PATHS THAT CROSS EACH OTHER (in a Place On the Road That No One Passes Through): On the Sharjah Art Foundation's Video Program "Genealogies in the Middle East and Latin America"

This set of works illuminates a common genealogy in these regions called Latin America and the Middle East (oppressive political regimes, cycles of immigration, expropriation) to dive into an excavation, that of a dialogue between artists from these regions, and find links that connect the territories in their narratives.

“When our story is told, the story of our people is going to be told.”

The stereotyped representations from Western thought create certain violence and beliefs about ourselves, a millenary story repeated over and over. How to shake off a belief that’s held with such expensive foundations? The importance of stories in our configurations of the world, of our communities, and identities should not be underestimated. What is named, happens.

We have grown up with discourses that come from above—being in Mexico I can’t help but stare at the United States as it continues to stain everything with its dominance—discourses based on fictions around Latin American characters with erroneous interpretations, twisted to their convenience.
As I confront the programming of Genealogies in the Middle East and Latin America, a series of online video screenings organized jointly between the Sharjah Art Foundation and curator Anna Goetz, questions arise around the role of film and video when speaking about ongoing struggles. I consciously avoid victimization when it arises and forewarn the dangers of representing these regions as countries of suffering. If here lies a hidden invitation, it is to assemble one’s own thoughts and achieve imaginary freedom, that of language.

I recognize the difficulty of not romanticizing the revolutionary processes as if the colonizing seduction did not exist in us: At whose expense and of how many do we find ourselves alive and being able to write a text or make a film? I dare then to present my cardinal points as reminders to approach this program without flattening its reliefs: 1) Peoples are reborn because they organize themselves. 2) Films do not portray any defeated people. 3) Western discourses are not an inheritance. 4) Poetry is also a gesture of denunciation.

“We must use all means of publicity in order to convince the public that it is all a fantasy,” laughs an excerpt in Jayce Salloum’s (Palestine) Introduction to the End of an Argument / Intifada (1990) a collage that takes and spins the meaning of Hollywood, Israeli and European newsreels and films that trivialize Arab culture and the Palestinian people. An irony whose contraindication is the feeling of having been deceived.
But then, what are our stories, what is the official story, the most official of them all, on which TV channel does it appear?
Within this crack, disobedience is enabled to (un)learn what’s imposed. Perhaps it is a matter of endless repetition (loop, reappropriation, mash-up, reclamation) and accelerating the speed of a four-second shot to impregnate the moment of escape, of plunder.

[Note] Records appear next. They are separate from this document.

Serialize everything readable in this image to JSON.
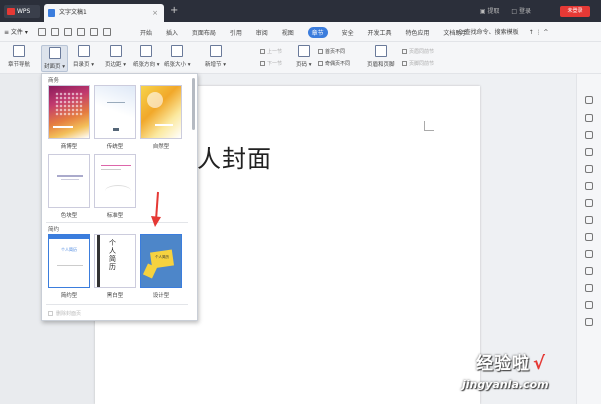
{
  "title_bar": {
    "app_tab": "WPS",
    "doc_tab": "文字文稿1",
    "close_symbol": "×",
    "new_tab_symbol": "+",
    "right_items": [
      "▣ 提取",
      "□ 登录"
    ],
    "login_button": "未登录"
  },
  "menu_bar": {
    "file_menu": "≡ 文件 ▾",
    "items": [
      "开始",
      "插入",
      "页面布局",
      "引用",
      "审阅",
      "视图",
      "章节",
      "安全",
      "开发工具",
      "特色应用",
      "文档助手"
    ],
    "active_item": "章节",
    "search": "Q 查找命令、搜索模板",
    "right_icons": "↑ ⋮ ^"
  },
  "ribbon": {
    "buttons": [
      "章节导航",
      "封面页 ▾",
      "目录页 ▾",
      "页边距 ▾",
      "纸张方向 ▾",
      "纸张大小 ▾",
      "新增节 ▾",
      "页码 ▾",
      "页眉和页脚"
    ],
    "selected": "封面页 ▾",
    "small": [
      "上一节",
      "下一节",
      "首页不同",
      "奇偶页不同",
      "页眉同前节",
      "页脚同前节"
    ]
  },
  "document": {
    "title_text": "人封面"
  },
  "dropdown": {
    "section_recommended": "商务",
    "section_simple": "简约",
    "templates_row1": [
      "商博型",
      "传统型",
      "自然型"
    ],
    "templates_row2": [
      "色块型",
      "标准型"
    ],
    "templates_row3": [
      "简约型",
      "黑白型",
      "设计型"
    ],
    "thumb_text": {
      "personal_resume": "个人简历",
      "vertical_title": [
        "个",
        "人",
        "简",
        "历"
      ],
      "design_badge": "个人简历"
    },
    "delete_label": "删除封面页"
  },
  "watermark": {
    "cn": "经验啦",
    "check": "√",
    "url": "jingyanla.com"
  },
  "colors": {
    "accent": "#3b7ddd",
    "title_bar": "#2b2f3a",
    "arrow_red": "#e53935"
  }
}
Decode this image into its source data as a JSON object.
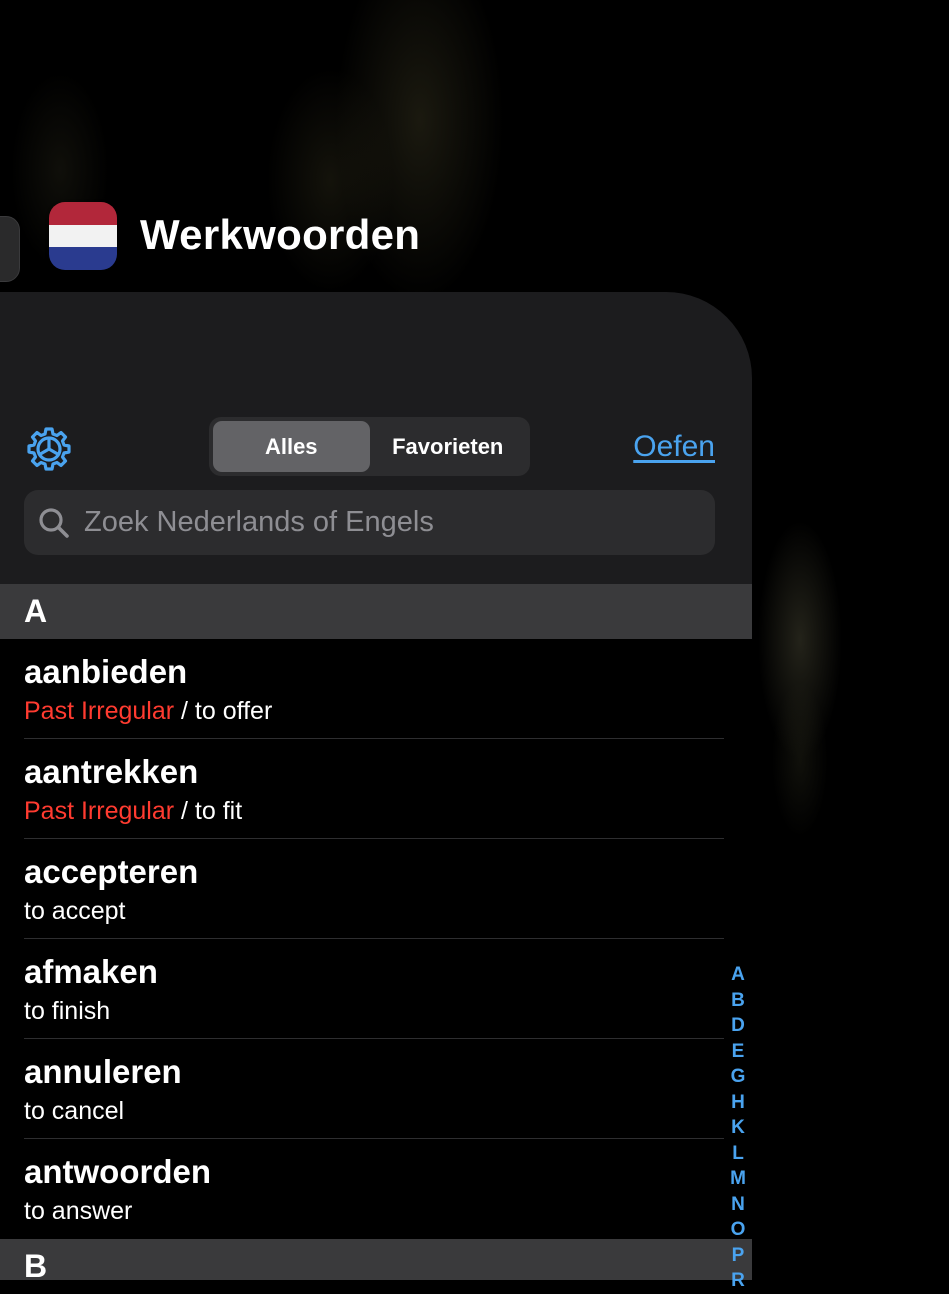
{
  "app": {
    "title": "Werkwoorden"
  },
  "toolbar": {
    "segments": [
      "Alles",
      "Favorieten"
    ],
    "active_segment": "Alles",
    "practice_link": "Oefen"
  },
  "search": {
    "placeholder": "Zoek Nederlands of Engels",
    "value": ""
  },
  "sections": [
    {
      "letter": "A",
      "items": [
        {
          "verb": "aanbieden",
          "tag": "Past Irregular",
          "separator": " / ",
          "translation": "to offer"
        },
        {
          "verb": "aantrekken",
          "tag": "Past Irregular",
          "separator": " / ",
          "translation": "to fit"
        },
        {
          "verb": "accepteren",
          "translation": "to accept"
        },
        {
          "verb": "afmaken",
          "translation": "to finish"
        },
        {
          "verb": "annuleren",
          "translation": "to cancel"
        },
        {
          "verb": "antwoorden",
          "translation": "to answer"
        }
      ]
    },
    {
      "letter": "B",
      "items": []
    }
  ],
  "index_letters": [
    "A",
    "B",
    "D",
    "E",
    "G",
    "H",
    "K",
    "L",
    "M",
    "N",
    "O",
    "P",
    "R"
  ],
  "colors": {
    "accent": "#4aa3ef",
    "irregular": "#ff3b30",
    "panel": "#1c1c1e"
  },
  "icons": {
    "settings": "gear-icon",
    "search": "search-icon"
  }
}
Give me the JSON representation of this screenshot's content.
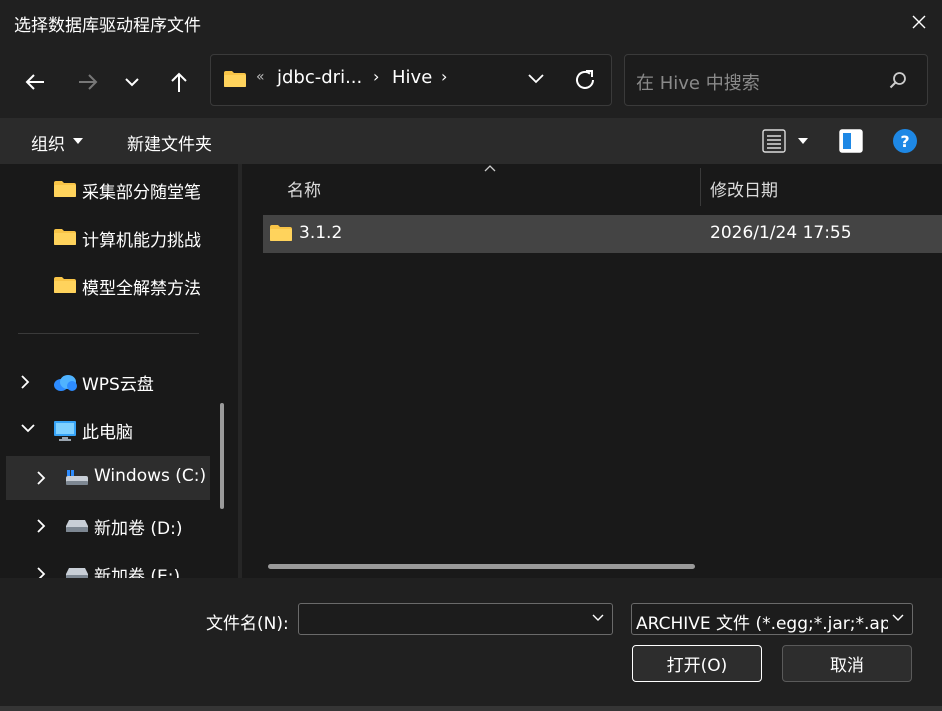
{
  "window": {
    "title": "选择数据库驱动程序文件"
  },
  "nav": {
    "overflow_marker": "«",
    "breadcrumbs": [
      "jdbc-dri...",
      "Hive"
    ],
    "search_placeholder": "在 Hive 中搜索"
  },
  "toolbar": {
    "organize_label": "组织",
    "new_folder_label": "新建文件夹"
  },
  "sidebar": {
    "items": [
      {
        "label": "采集部分随堂笔",
        "icon": "folder-icon"
      },
      {
        "label": "计算机能力挑战",
        "icon": "folder-icon"
      },
      {
        "label": "模型全解禁方法",
        "icon": "folder-icon"
      },
      {
        "label": "WPS云盘",
        "icon": "cloud-icon"
      },
      {
        "label": "此电脑",
        "icon": "computer-icon"
      },
      {
        "label": "Windows  (C:)",
        "icon": "drive-icon"
      },
      {
        "label": "新加卷 (D:)",
        "icon": "drive-icon"
      },
      {
        "label": "新加卷 (E:)",
        "icon": "drive-icon"
      }
    ]
  },
  "file_list": {
    "columns": [
      "名称",
      "修改日期"
    ],
    "rows": [
      {
        "name": "3.1.2",
        "modified": "2026/1/24 17:55",
        "icon": "folder-icon"
      }
    ]
  },
  "footer": {
    "filename_label": "文件名(N):",
    "filename_value": "",
    "filetype_value": "ARCHIVE 文件 (*.egg;*.jar;*.apk",
    "open_label": "打开(O)",
    "cancel_label": "取消"
  },
  "colors": {
    "background": "#202020",
    "pane": "#191919",
    "selected_row": "#444444",
    "help_blue": "#1e88e5",
    "folder_yellow": "#f8c447"
  }
}
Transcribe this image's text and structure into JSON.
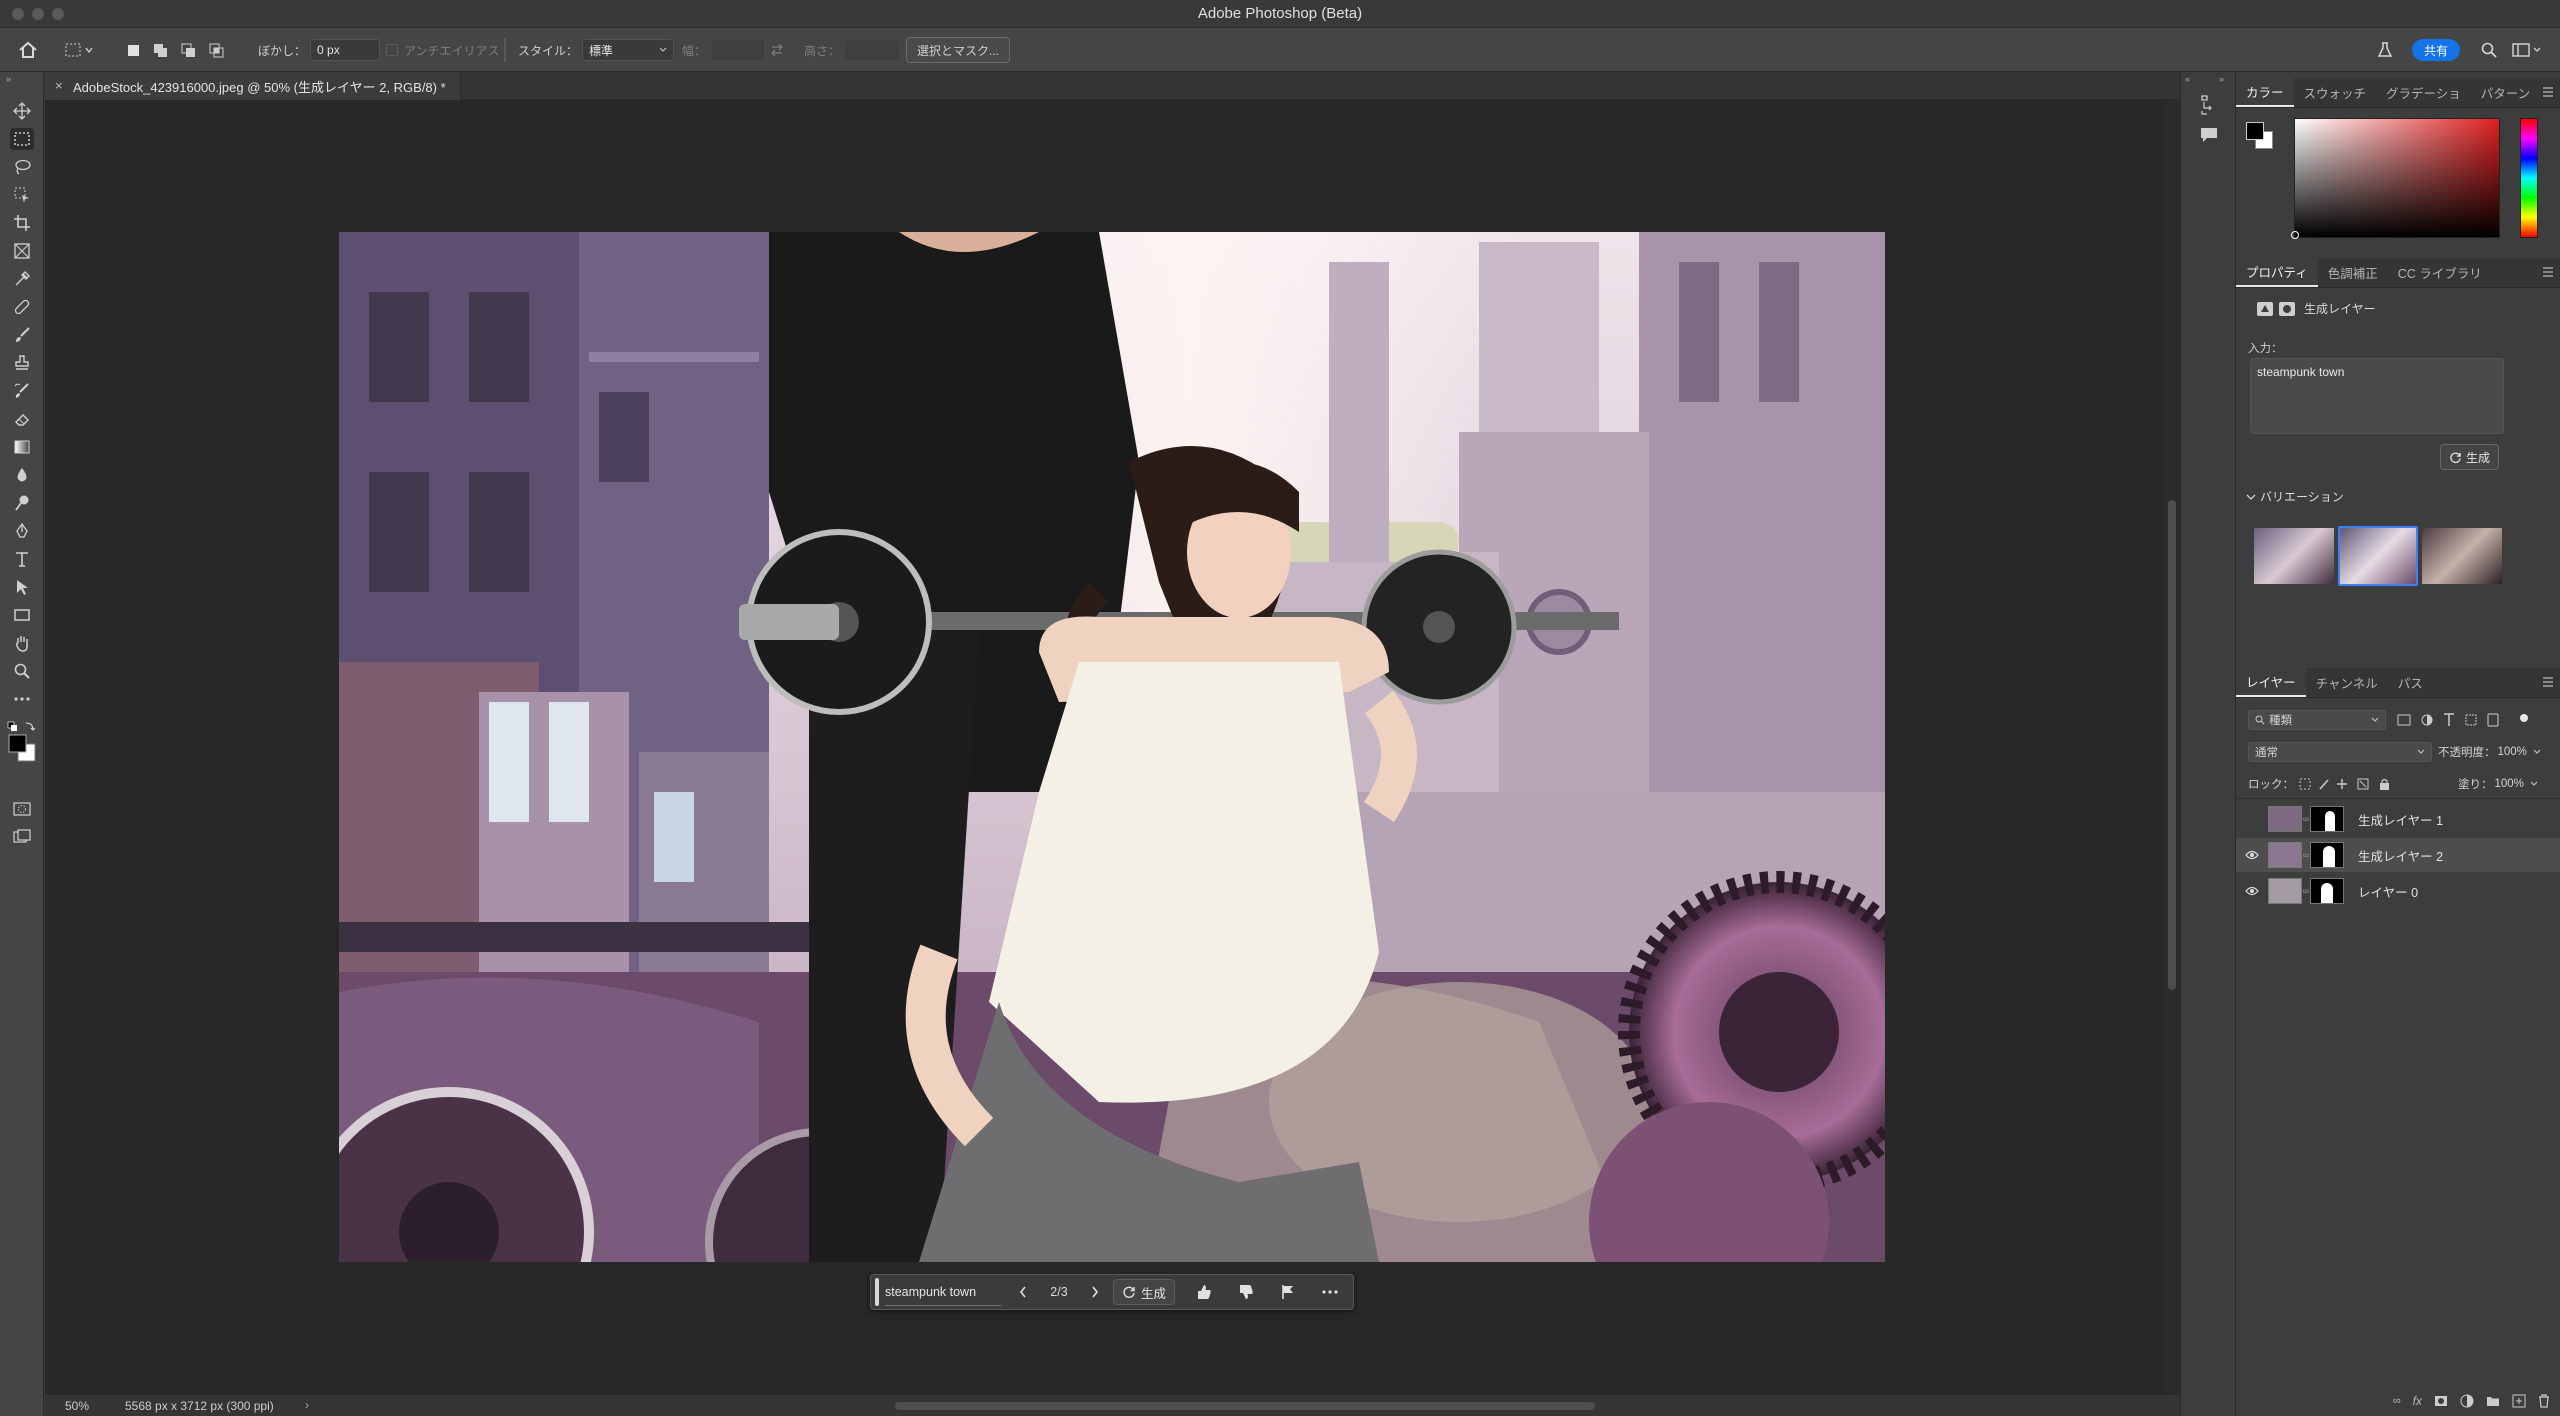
{
  "window": {
    "title": "Adobe Photoshop (Beta)"
  },
  "options_bar": {
    "feather_label": "ぼかし：",
    "feather_value": "0 px",
    "antialias_label": "アンチエイリアス",
    "style_label": "スタイル：",
    "style_value": "標準",
    "width_label": "幅：",
    "height_label": "高さ：",
    "select_mask_label": "選択とマスク..."
  },
  "top_right": {
    "share_label": "共有"
  },
  "document": {
    "tab_title": "AdobeStock_423916000.jpeg @ 50% (生成レイヤー 2, RGB/8) *",
    "zoom": "50%",
    "dimensions": "5568 px x 3712 px (300 ppi)"
  },
  "color_panel": {
    "tabs": [
      "カラー",
      "スウォッチ",
      "グラデーショ",
      "パターン"
    ],
    "active_tab": "カラー",
    "foreground": "#000000",
    "background": "#ffffff",
    "hue_color": "#e02020"
  },
  "properties_panel": {
    "tabs": [
      "プロパティ",
      "色調補正",
      "CC ライブラリ"
    ],
    "layer_type": "生成レイヤー",
    "prompt_label": "入力：",
    "prompt_value": "steampunk town",
    "generate_label": "生成",
    "variations_label": "バリエーション",
    "variation_count": 3,
    "selected_variation": 2
  },
  "layers_panel": {
    "tabs": [
      "レイヤー",
      "チャンネル",
      "パス"
    ],
    "filter_kind": "種類",
    "blend_mode": "通常",
    "opacity_label": "不透明度：",
    "opacity_value": "100%",
    "lock_label": "ロック：",
    "fill_label": "塗り：",
    "fill_value": "100%",
    "layers": [
      {
        "name": "生成レイヤー 1",
        "visible": false,
        "selected": false
      },
      {
        "name": "生成レイヤー 2",
        "visible": true,
        "selected": true
      },
      {
        "name": "レイヤー 0",
        "visible": true,
        "selected": false
      }
    ]
  },
  "generative_bar": {
    "prompt": "steampunk town",
    "counter": "2/3",
    "generate_label": "生成"
  }
}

Thus, we suppress the euphemisms of saying “conquest” instead of “robbery,” “disappearance” instead of “genocide,” “conflict zone” to portray a city in flames.

The eternal bosses and owners who ponder wealth over life, are the same ones who held the microphone burying the lower voice and subjectivities. Villages turn pale from dust left behind by destruction and bombs. A cloud hangs in the air; it is the shared history, the history of our ancestors: the roots are united in some deep layer that is difficult to dig with our fingernails.

The foreigner with a camera, the tallest one in sight, historically, speaks in “place of,” the same joke over and over again.

On this occasion (perhaps in all occasions?) the political can be found inside a house, in the hallways of a public school, in the novels we watched as children, in not being able to send a letter because there is no longer a post office: in the absent.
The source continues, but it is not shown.